Villeuve, hombre de letras, por la irrisoria suma de 3,25 francos. Reaparece
casi en seguida, el 25 de marzo de 1851 en la venta de la biblioteca de M. de
C***. En último lugar, es catalogado en la colección de Mme. D***, dispersada
en el hotel Druot el 6 de noviembre de 1920.
El Tema de Zélonide, comedia en cinco actos y en verso Ubre, comienza
en la página 3, primera en el estado en que se encuentra el manuscrito, para
terminar en la página 9. La página 10 está reservada a una Lista de los emperadores griegos, especie de resumen de historia,
en dos columnas. Pensamientos y notas históricas ocupan la página 11 y la parte
superior de la 12; en el medio de la cual comienza el Diálogo. Este prosigue sin interrupción hasta el final de la página
24. La Nota, con la que termina,
ocupa las primeras cinco líneas de la página 25. El resto del manuscrito
contiene notas históricas y citas, así como críticas literarias y pensamientos
filosóficos, algunos muy interesantes. La página 48 y última lleva el título de
Página de borrador y está dispuesta,
como la pág. 10, en dos columnas.
En la parte inferior de la página
47, frontal de la última hoja, se lee en el margen externo la importante
mención autografiada: terminado el 12 de
julio de 1782. Es entonces al comienzo de sus 43 años de edad y al final
del tercer año de cautiverio, según la orden de prisión en el castillo de
Vincennes, cuando Sade redactó este opúsculo, tal como lo encontramos sobre su
cuaderno de borrador. La escritura es firme, nítida, poco corregida. Dos notas
marginales autógrafas que reproducimos indican el género y el lugar de la única
adición hecha por el autor. La presente edición respeta la grafía original, con
excepción de los evidentes lapsus calami;
y la puntuación, arbitraria por cierto, se reproduce tan fielmente como la
comprensión del texto lo permite.
VI
La muerte de un ateo no inspiró,
en el siglo de la filosofía, únicamente al sombrío genio de Sade. Sobre el
mismo tema, Sylvain Maréchal, el viejo pastor Sylvain del Diccionario del amor, compuso una página encantadora. Quizás pueda
apreciarse más su amable elocuencia comparándola con la aspereza polémica que
el Diálogo revela.
¿Toca a término su existencia? Recoge todas sus
fuerzas para gozar de los placeres que le quedan y cierra los ojos para
siempre, pero con la certeza de dejar un recuerdo honroso y querido en el
corazón de sus deudos, de quienes recoge los postreros testimonios de estima y
devoción. Terminado su papel, se retira tranquilamente de la escena para dejar
lugar a otros actores que lo tomarán por modelo. No hay dudas de que siente
vivamente verse obligado a separarse de todo lo que ama, pero la razón le dice
que tal es el orden inmutable de las cosas. Además, sabe que no muere
enteramente, del todo. Un padre de familia es eterno: renace, revive en cada
uno de sus hijos; y hasta las partículas de su cuerpo: nada puede aniquilarse.
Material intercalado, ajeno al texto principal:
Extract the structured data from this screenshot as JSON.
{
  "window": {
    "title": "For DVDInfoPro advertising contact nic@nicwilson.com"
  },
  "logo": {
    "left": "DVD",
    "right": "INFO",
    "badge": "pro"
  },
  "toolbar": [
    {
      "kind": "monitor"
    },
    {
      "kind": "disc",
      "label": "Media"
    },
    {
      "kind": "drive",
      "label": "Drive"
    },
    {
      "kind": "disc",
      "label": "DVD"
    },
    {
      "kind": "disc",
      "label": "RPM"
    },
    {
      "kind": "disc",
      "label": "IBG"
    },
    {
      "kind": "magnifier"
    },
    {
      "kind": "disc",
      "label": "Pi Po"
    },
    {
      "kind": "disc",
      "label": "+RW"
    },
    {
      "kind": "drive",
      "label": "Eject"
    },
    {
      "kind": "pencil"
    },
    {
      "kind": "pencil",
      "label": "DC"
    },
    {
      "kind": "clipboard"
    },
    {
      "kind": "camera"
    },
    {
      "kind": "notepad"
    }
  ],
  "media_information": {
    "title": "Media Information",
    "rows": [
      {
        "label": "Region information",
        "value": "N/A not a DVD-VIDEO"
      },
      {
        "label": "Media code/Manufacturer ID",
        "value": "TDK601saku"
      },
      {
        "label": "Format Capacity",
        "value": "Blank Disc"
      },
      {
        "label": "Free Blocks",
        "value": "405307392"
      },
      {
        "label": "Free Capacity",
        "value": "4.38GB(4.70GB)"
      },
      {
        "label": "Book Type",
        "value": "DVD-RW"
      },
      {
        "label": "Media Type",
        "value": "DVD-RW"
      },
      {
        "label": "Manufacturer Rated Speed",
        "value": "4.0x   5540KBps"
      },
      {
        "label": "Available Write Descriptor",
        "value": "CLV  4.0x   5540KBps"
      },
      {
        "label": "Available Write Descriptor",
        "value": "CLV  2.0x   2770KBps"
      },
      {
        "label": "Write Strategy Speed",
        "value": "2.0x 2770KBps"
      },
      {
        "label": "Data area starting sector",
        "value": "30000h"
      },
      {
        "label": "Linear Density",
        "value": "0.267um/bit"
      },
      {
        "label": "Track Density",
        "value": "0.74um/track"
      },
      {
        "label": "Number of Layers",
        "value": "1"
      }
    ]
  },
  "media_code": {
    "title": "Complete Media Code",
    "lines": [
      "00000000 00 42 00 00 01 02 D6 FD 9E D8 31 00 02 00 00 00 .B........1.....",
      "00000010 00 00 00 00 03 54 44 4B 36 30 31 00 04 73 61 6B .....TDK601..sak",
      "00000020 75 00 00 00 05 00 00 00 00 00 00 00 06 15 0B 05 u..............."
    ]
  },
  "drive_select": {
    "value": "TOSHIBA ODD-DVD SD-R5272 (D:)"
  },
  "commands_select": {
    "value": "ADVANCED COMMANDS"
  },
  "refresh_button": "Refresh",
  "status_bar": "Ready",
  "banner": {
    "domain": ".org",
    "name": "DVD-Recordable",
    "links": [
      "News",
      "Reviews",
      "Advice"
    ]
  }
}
Anillo indestructible de la gran cadena de los seres, el hombre-sin-Dios la
abarca en toda su extensión con el pensamiento, y se consuela al no ignorar que
la muerte no es más que un desplazamiento de materia y un cambio de forma. En
el momento de dejarla vida repasa en su memoria, si tiene tiempo, el bien que
ha podido hacer así como las faltas cometidas. Orgulloso de su existencia, no se
ha arrodillado más que ante el autor de sus días. Ha marchado sobre la tierra,
con la cabeza en alto; con paso firme, igual a los demás seres; no teniendo
cuentas que rendir a nadie que no fuera su conciencia. Su vida es plena como la
Naturaleza: ECCE VIR. (Diccionario de los ateos, año VIII, pág. 23-25).
Si nos atenemos al testimonio
emocionado de su amigo Lalande, Maréchal no se infligió el supremo desmentido
de una muerte contraria a sus convicciones. Y el mismo Sade, de un carácter tan
diferente, debía dar prueba de una no menos tranquila firmeza ante la muerte.